Haiti: Brasil amplia ajuda financeira

Jornal do Brasil

BRASÍLIA - O Ministério do Planejamento anunciou que o governo brasileiro irá ampliar os recursos destinados para a ajuda humanitária ao Haiti para um total de R$ 35 milhões. A medida é uma resposta a pedido feito segunda-feira pelo presidente Luiz Inácio Lula da Silva para que a equipe econômica do governo redirecionasse verbas do Orçamento de maneira a garantir o adequado auxílio financeiro do Brasil ao país caribenho. O governo já havia anunciado aportes da ordem de US$ 15 milhões, cerca de R$ 26 milhões, para o país atingido por um terremoto de 7,3 graus de magnitude na terça-feira passada.

A abertura do crédito, segundo o ministério, deve ser feita por meio de Medida Provisória cuja edição será feita ainda terça-feira. Os recursos adicionais serão encaminhados ao Ministério de Relações Exteriores para a implantação, pelo Brasil, de ações de cooperação e de projetos humanitários no Haiti. De acordo com a equipe econômica, o aporte adicional é justificado pela situação de urgência no Haiti.

O direcionamento de recursos previstos no Orçamento da União para 2010 para os esforços no Haiti foi discutido em de coordenação política realizada segunda-feira. Pela manhã, no programa Café com o presidente , Lula já havia cobrado dos governantes internacionais um compromisso financeiro maior com a ajuda ao país caribenho.

O mundo todo está sensibilizado. Agora, é preciso transformar essa sensibilidade em ajuda concreta, em dinheiro para que a gente possa reconstruir o Haiti disse Lula, que deve visitar o país em fevereiro. Achamos que tem países que podem dar mais. O momento agora é de colocar a mão no bolso e ajudar. O Brasil já está, há vários anos, reivindicando dinheiro dos países doadores, porque é preciso que a gente resolva o problema do Haiti com mais rapidez.

Lula também alertou aos ministros da Fazenda, Guido Mantega, e do Planejamento, Paulo Bernardo, para a necessidade de ampliação dos recursos orçamentários previstos para o Gabinete de Segurança Institucional da Presidência da República (GSI). O órgão é responsável pela logística do apoio brasileiro. O presidente quer do GSI um levantamento detalhado para identificar quais as necessidades das equipes brasileiras que trabalham no socorro às vitimas e nas medidas de segurança no Haiti. Após a reunião de segunda-feira, Mantega e Paulo Bernardo também passam a integrar o gabinete de crise criado pelo governo para avaliar a situação no Haiti.
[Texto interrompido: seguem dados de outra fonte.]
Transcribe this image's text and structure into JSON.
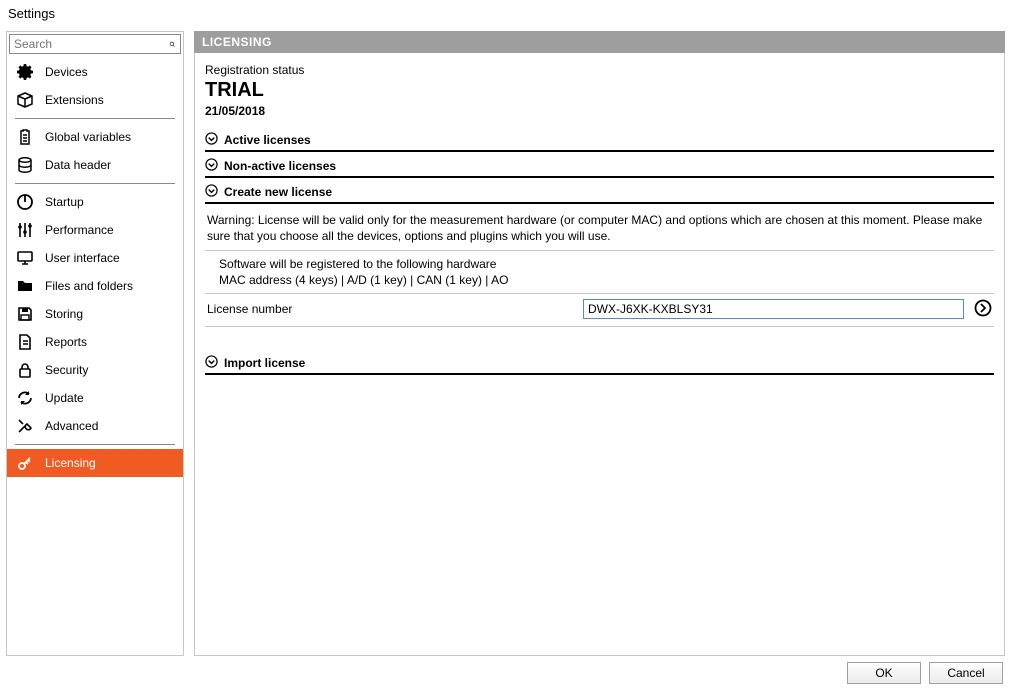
{
  "window": {
    "title": "Settings"
  },
  "search": {
    "placeholder": "Search"
  },
  "sidebar": {
    "groups": [
      {
        "items": [
          {
            "label": "Devices",
            "icon": "gear-icon"
          },
          {
            "label": "Extensions",
            "icon": "box-icon"
          }
        ]
      },
      {
        "items": [
          {
            "label": "Global variables",
            "icon": "clipboard-icon"
          },
          {
            "label": "Data header",
            "icon": "database-icon"
          }
        ]
      },
      {
        "items": [
          {
            "label": "Startup",
            "icon": "power-icon"
          },
          {
            "label": "Performance",
            "icon": "sliders-icon"
          },
          {
            "label": "User interface",
            "icon": "monitor-icon"
          },
          {
            "label": "Files and folders",
            "icon": "folder-icon"
          },
          {
            "label": "Storing",
            "icon": "save-icon"
          },
          {
            "label": "Reports",
            "icon": "document-icon"
          },
          {
            "label": "Security",
            "icon": "lock-icon"
          },
          {
            "label": "Update",
            "icon": "refresh-icon"
          },
          {
            "label": "Advanced",
            "icon": "tools-icon"
          }
        ]
      },
      {
        "items": [
          {
            "label": "Licensing",
            "icon": "key-icon",
            "active": true
          }
        ]
      }
    ]
  },
  "main": {
    "heading": "LICENSING",
    "registration_label": "Registration status",
    "status": "TRIAL",
    "date": "21/05/2018",
    "sections": {
      "active": {
        "title": "Active licenses"
      },
      "nonactive": {
        "title": "Non-active licenses"
      },
      "create": {
        "title": "Create new license",
        "warning": "Warning: License will be valid only for the measurement hardware (or computer MAC) and options which are chosen at this moment. Please make sure that you choose all the devices, options and plugins which you will use.",
        "hw_line1": "Software will be registered to the following hardware",
        "hw_line2": "MAC address (4 keys) | A/D (1 key) | CAN (1 key) | AO",
        "license_label": "License number",
        "license_value": "DWX-J6XK-KXBLSY31"
      },
      "import": {
        "title": "Import license"
      }
    }
  },
  "footer": {
    "ok": "OK",
    "cancel": "Cancel"
  }
}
Vamos garantir todos os recursos solicitados pelo GSI. Tivemos que ampliar os deslocamentos aéreos e isso significa mais recursos explicou o ministro das Relações Institucionais, Alexandre Padilha.
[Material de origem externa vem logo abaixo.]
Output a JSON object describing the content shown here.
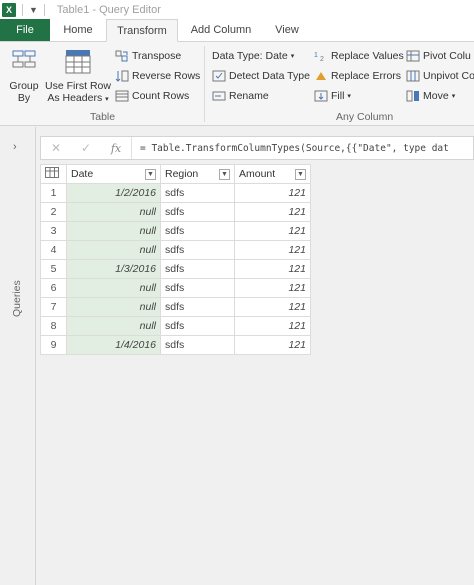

O presidente dos Estados Unidos, Barack Obama, telefonou segunda-feira para Lula elogiando a liderança do Brasil nas ações de ajuda ao Haiti. Segundo o Palácio do Planalto, Lula teria dito ao presidente americano que a Minustah está sobrecarregada com as tarefas de distribuição de suprimentos.
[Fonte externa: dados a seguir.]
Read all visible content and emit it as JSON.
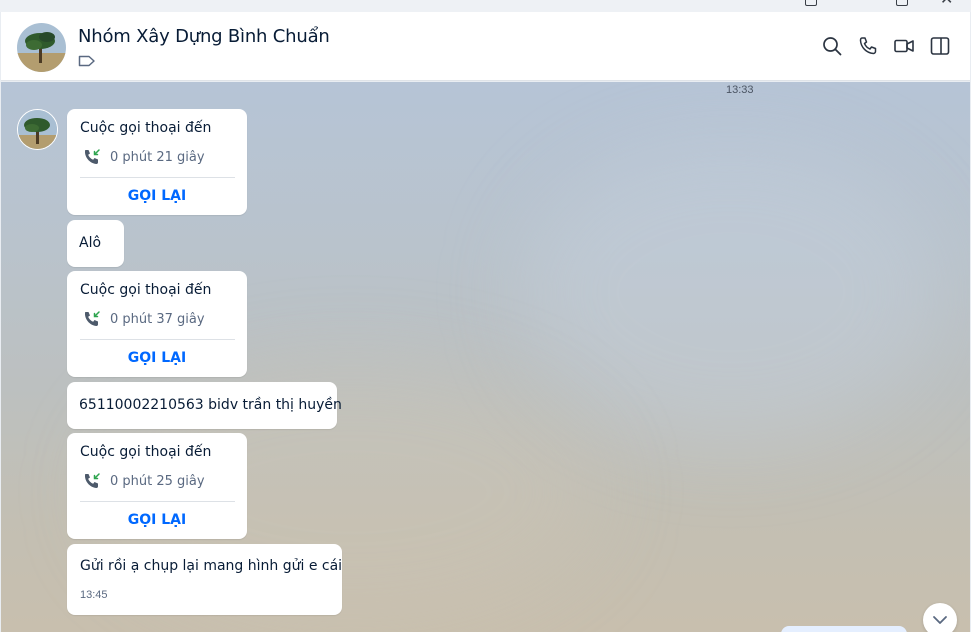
{
  "window": {
    "close_glyph": "✕"
  },
  "header": {
    "title": "Nhóm Xây Dựng Bình Chuẩn",
    "icons": [
      "search-icon",
      "phone-icon",
      "video-icon",
      "sidebar-toggle-icon",
      "tag-icon"
    ]
  },
  "chat": {
    "top_timestamp": "13:33",
    "messages": [
      {
        "type": "call",
        "title": "Cuộc gọi thoại đến",
        "duration": "0 phút 21 giây",
        "action": "GỌI LẠI"
      },
      {
        "type": "text",
        "text": "Alô"
      },
      {
        "type": "call",
        "title": "Cuộc gọi thoại đến",
        "duration": "0 phút 37 giây",
        "action": "GỌI LẠI"
      },
      {
        "type": "text",
        "text": "65110002210563 bidv trần thị huyền"
      },
      {
        "type": "call",
        "title": "Cuộc gọi thoại đến",
        "duration": "0 phút 25 giây",
        "action": "GỌI LẠI"
      },
      {
        "type": "text",
        "text": "Gửi rồi ạ chụp lại mang hình gửi e cái",
        "time": "13:45"
      }
    ]
  },
  "colors": {
    "accent": "#0068ff",
    "text": "#081c36",
    "muted": "#5a6981",
    "missed_call_arrow": "#2da44e"
  }
}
O GSI também divulgou uma nota segunda-feira listando as prioridades para doações aos haitianos. De acordo com o órgão, as prioridades no momento são as doações de medicamentos e ofertas de serviço médico. Na nota, o GSI informa que os cidadãos interessados em ajudar devem procurar o Ministério da Saúde pelo e-mail [email protected] O órgão informa ainda que as doações de alimentos devem levar em conta que os haitianos precisam de comida pronta para o consumo.

No Haiti, soldados brasileiros já deram início às operações de sepultamento dos corpos de vítimas do terremoto. Valas com 20 metros de extensão e dois metros de largura foram abertas. Em cada cova, os militares colocam 20 corpos. Antes do enterro, os corpos foram fotografados para possível identificação posterior.

O Exército informou segunda-feira que foram identificados os corpos do coronel João Eliseu Souza Zanin e do tenente-coronel Marcus Vinicius Macedo Cysneiros, dois dos três militares brasileiros que ainda eram tidos como desaparecidos. Com a identificação, o número oficial de brasileiros mortos no terremoto sobe para 19 incluindo dois civis. Segundo o Exército, os dois militares serviam no Gabinete do comandante do Exército, com sede em Brasília, e estavam no Haiti exercendo funções de observação e coordenação para o órgão.

Os corpos da maioria dos militares brasileiros mortos no Haiti devem chegar ao Brasil quarta-feira. As honras fúnebres serão feitas em Brasília, com a presença de parentes das vítimas. O comandante do Exército, general Enzo Martins Peri, comentou a possível comoção que pode ocorrer com a chegada dos corpos.

Ninguém está preparado para a morte. Mas a morte é inerente à profissão militar resumiu o comandante.